Warners have included what I presume to be the same Dolby Atmos mix as on the standard Blu-ray, so I’ll quote my comments from that review: ”Audio-wise we're given a lossless Dolby Atmos track, played back in 'mere' 7.1 TrueHD for the purposes of this review. Surround information is plentiful as concrete cracks and clatters around you, broken pipes drip drip drip and glass is sent tinkling in every direction, with bass being ladled on in copious amounts. And it's not just the big set-pieces that impress as there are subtler effects too, like being in the basement of a building in its death throes as it groans and creaks in some far-off corner. Dialogue reproduction is clean and sharp, and is intelligible across the width of the sound stage during even the most hectic scenes. The music occupies the speakers front and back, and although it takes a back seat to the biggest bouts of sonic carnage it comes through well enough during the most emotional beats”.

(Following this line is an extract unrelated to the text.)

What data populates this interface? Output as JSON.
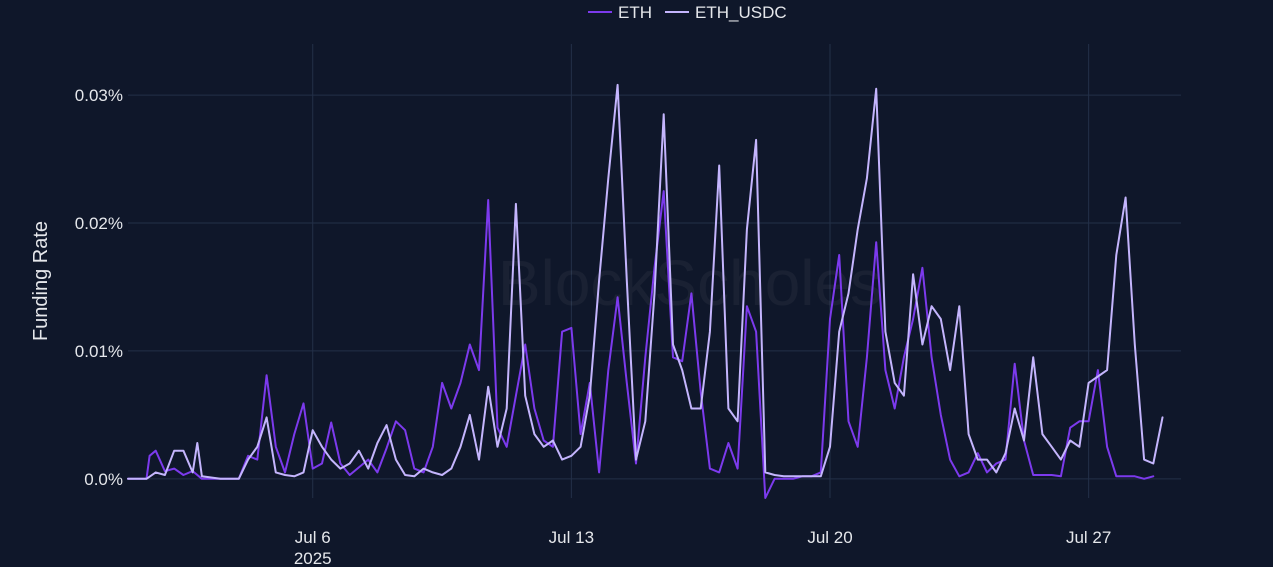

As is quickly becoming customary for these UHD discs it carries no extras, instead it’s left to the included 2D Blu-ray to cover that so I’ll quote myself again: “The extras might look like they amount to a lot but it's mostly standard promo fluff. Scoring the Quake is a short 6 minute piece about the composition of the music score. Dwayne Johnson to the Rescue spends 9 minutes looking at some of the physical challenges involved with the making of the film. San Andreas: The Real Fault Line is much the same, running for 6 minutes. The Gag Reel is 82 seconds of flubs with the Stunt Reel being a headache-inducing 3-minute edit of the stunt crew's rehearsals. Then there's just under 5 minutes of Deleted Scenes with optional commentary from Peyton where he basically says the same thing over and over again: nice scene, wasn't essential, had to cut it for pace. Peyton's commentary for the main movie is excellent however, as he keeps up a constant pace and reels off plenty of interesting insights”.
San Andreas on UHD is a terrific early example of what the fledgling format can do, with picture quality that improves on the regular Blu-ray in every respect. The film itself is an acquired taste, but this fan is suitably impressed with the UHD upgrade.